Seth Grahame-Smith's Pride and Prejudice and Zombies ( July/Aug 2009) added some gruesome twists to Jane Austen's classic. Here, the author--also a film and television producer--adds a new facet to Abraham Lincoln's life.
The Story: You thought you knew everything there was to know about Abraham Lincoln, didn't you? It turns out, however, that the 16th U.S. president really fought the Civil War not to eradicate slavery per se--but to do away with those who were trafficking in slaves: vampires. Honest Abe turned vampire slayer when a supernatural being killed his mother after his father earned the ire of a local vampire, part of a clan that migrated from the Old World to America in search of, yes, freedom. Are you following? As he writes in his journal (which eventually falls into the hands of Seth Grahame-Smith), Abe set out to battle the undead, end slavery, and, of course, save the Union. It all sounds eerily familiar ...
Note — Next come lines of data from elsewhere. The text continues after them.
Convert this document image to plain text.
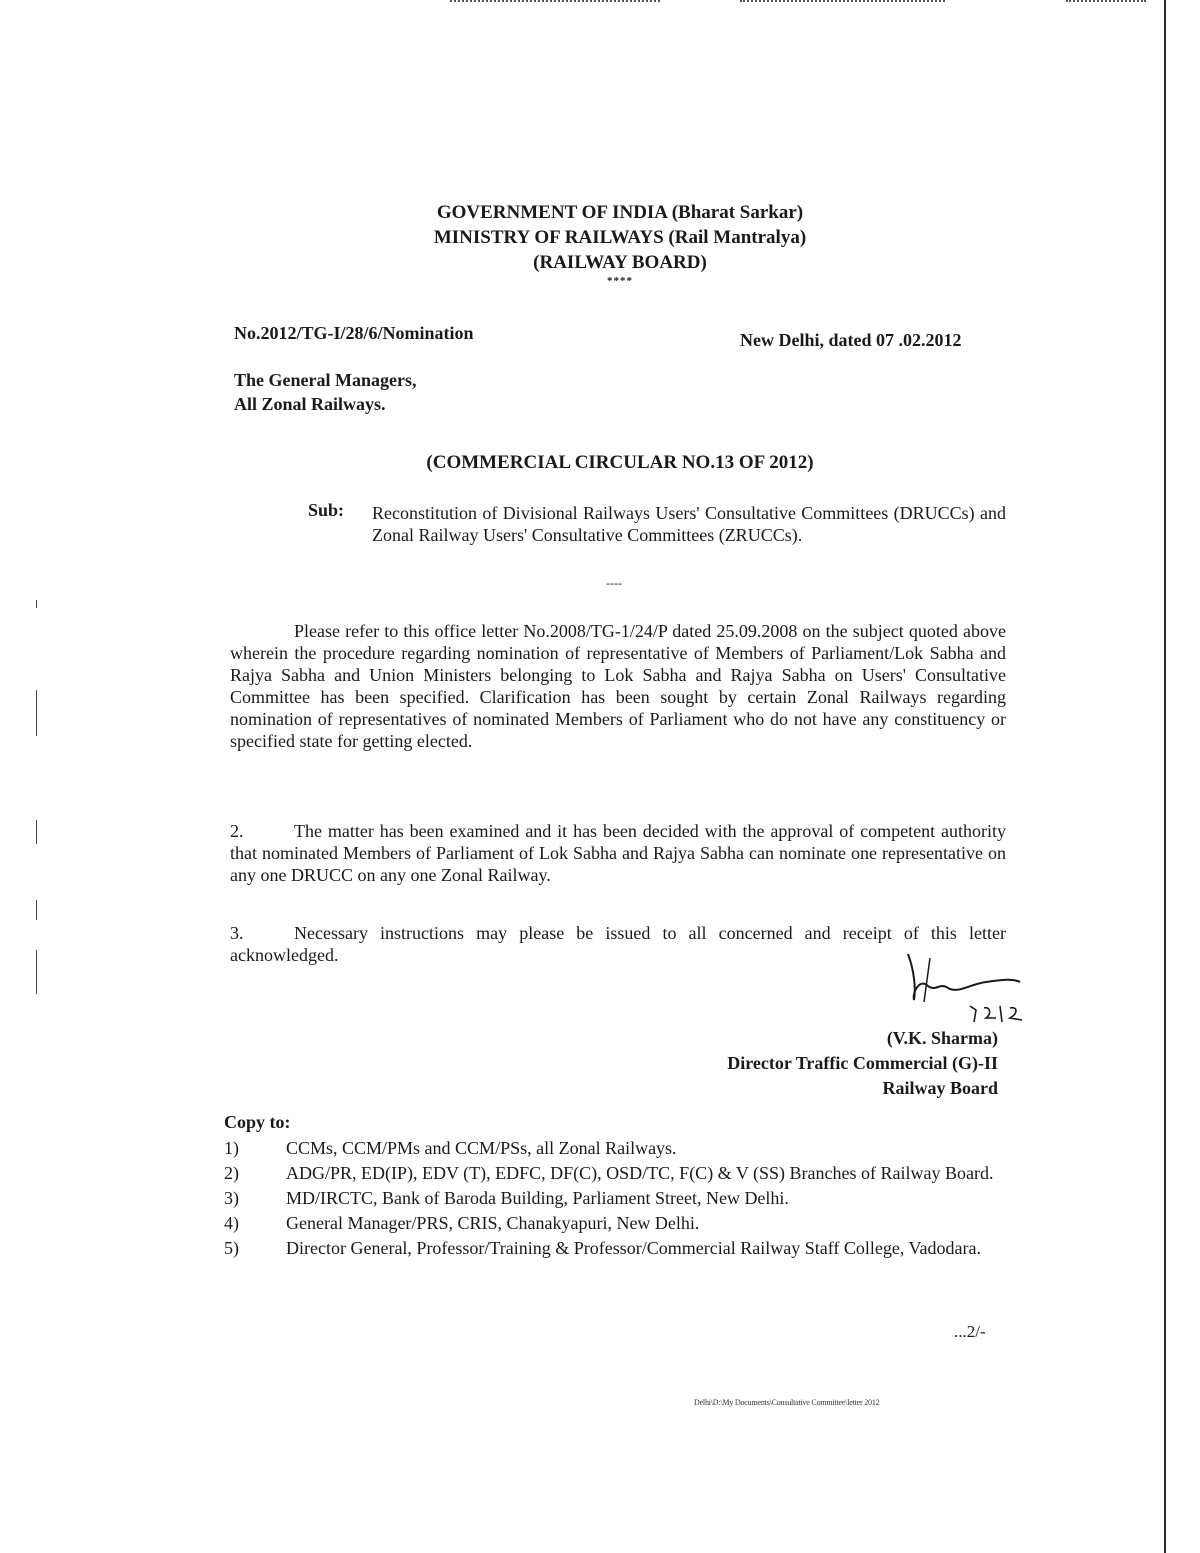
GOVERNMENT OF INDIA (Bharat Sarkar)
MINISTRY OF RAILWAYS (Rail Mantralya)
(RAILWAY BOARD)
****
No.2012/TG-I/28/6/Nomination	New Delhi, dated 07 .02.2012
The General Managers,
All Zonal Railways.
(COMMERCIAL CIRCULAR NO.13 OF 2012)
Sub: Reconstitution of Divisional Railways Users' Consultative Committees (DRUCCs) and Zonal Railway Users' Consultative Committees (ZRUCCs).
----
Please refer to this office letter No.2008/TG-1/24/P dated 25.09.2008 on the subject quoted above wherein the procedure regarding nomination of representative of Members of Parliament/Lok Sabha and Rajya Sabha and Union Ministers belonging to Lok Sabha and Rajya Sabha on Users' Consultative Committee has been specified. Clarification has been sought by certain Zonal Railways regarding nomination of representatives of nominated Members of Parliament who do not have any constituency or specified state for getting elected.
2.	The matter has been examined and it has been decided with the approval of competent authority that nominated Members of Parliament of Lok Sabha and Rajya Sabha can nominate one representative on any one DRUCC on any one Zonal Railway.
3.	Necessary instructions may please be issued to all concerned and receipt of this letter acknowledged.
(V.K. Sharma)
Director Traffic Commercial (G)-II
Railway Board
Copy to:
1)	CCMs, CCM/PMs and CCM/PSs, all Zonal Railways.
2)	ADG/PR, ED(IP), EDV (T), EDFC, DF(C), OSD/TC, F(C) & V (SS) Branches of Railway Board.
3)	MD/IRCTC, Bank of Baroda Building, Parliament Street, New Delhi.
4)	General Manager/PRS, CRIS, Chanakyapuri, New Delhi.
5)	Director General, Professor/Training & Professor/Commercial Railway Staff College, Vadodara.
...2/-
Delhi\D:\My Documents\Consultative Committee\letter 2012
Grand Central Publishing. 352 pages. $21.99. ISBN: 9780446563086
"... the result is surprisingly entertaining. ... Once you let go of the idea that this isn't trying to make fun of past history, nor undermine the actual work Lincoln did, it's sort of like one of the Back To The Future alternate timelines." Meredith Woerner
Los Angeles Times
"The title sounds more like a great Saturday Night Live sketch than a compelling read. ... But Grahame-Smith's sophomore effort outlasts the kitsch value of its title, and freed from the constraints of updating (or defacing, depending on one's viewpoint) a revered literary gem, the writer delivers a well-constructed, surprisingly satisfying narrative that straight-faces its absurd premise." Gina McIntyre
"Abraham Lincoln: Vampire Hunter goes where the renowned historian Doris Kearns Goodwin might fear to tread. ... Seth Grahame-Smith, the enterprising fellow who breaks this scoop, uses as his proof a heretofore unknown (fictional) diary of Lincoln's that apparently fell into the author's possession, oh, some time after the success of his previous book, Pride and Prejudice and Zombies." Lisa Schwarzbaum
Ft. Worth Star-Telegram
"If the first proposition is true that vampires as a species are as old as man himself, and man began somewhere in Africa before migrating around the globe, why were there no Native American or African vampires already? It would have added a deeper dimension if the slaves were more than just silent victims, too, as they are here." Cary Darling
Onion AV Club
"Shouldn't Abraham Lincoln: Vampire Hunter be a vision of 19th-century secessionist vampires through the sober, tragic eyes of an eloquent orator? Instead, Lincoln becomes little more than a standard-issue thriller protagonist in a stovepipe hat." Donna Bowman
After the commercial success of Pride and Prejudice and Zombies (and Ben H. Winters's lesser effort, Sense and Sensibility and Sea Monsters), critics wondered if the monster-meets-historical-or-literary-figure conceit has worn thin. Fortunately, most reviewers found Abraham Lincoln to be an entertaining and fast-paced work of revisionist history, if gruesome and glib in parts. But others called the novel melodramatic, as well as faulted the author's (and Abe's) voices, though the diaries allow Grahame-Smith to narrate omnisciently. In the end, the novel is, perhaps, a gimmick--but an imaginative one that, if it won't "change anyone's life ... [is] still worth the short time it takes to read it" (i99.com).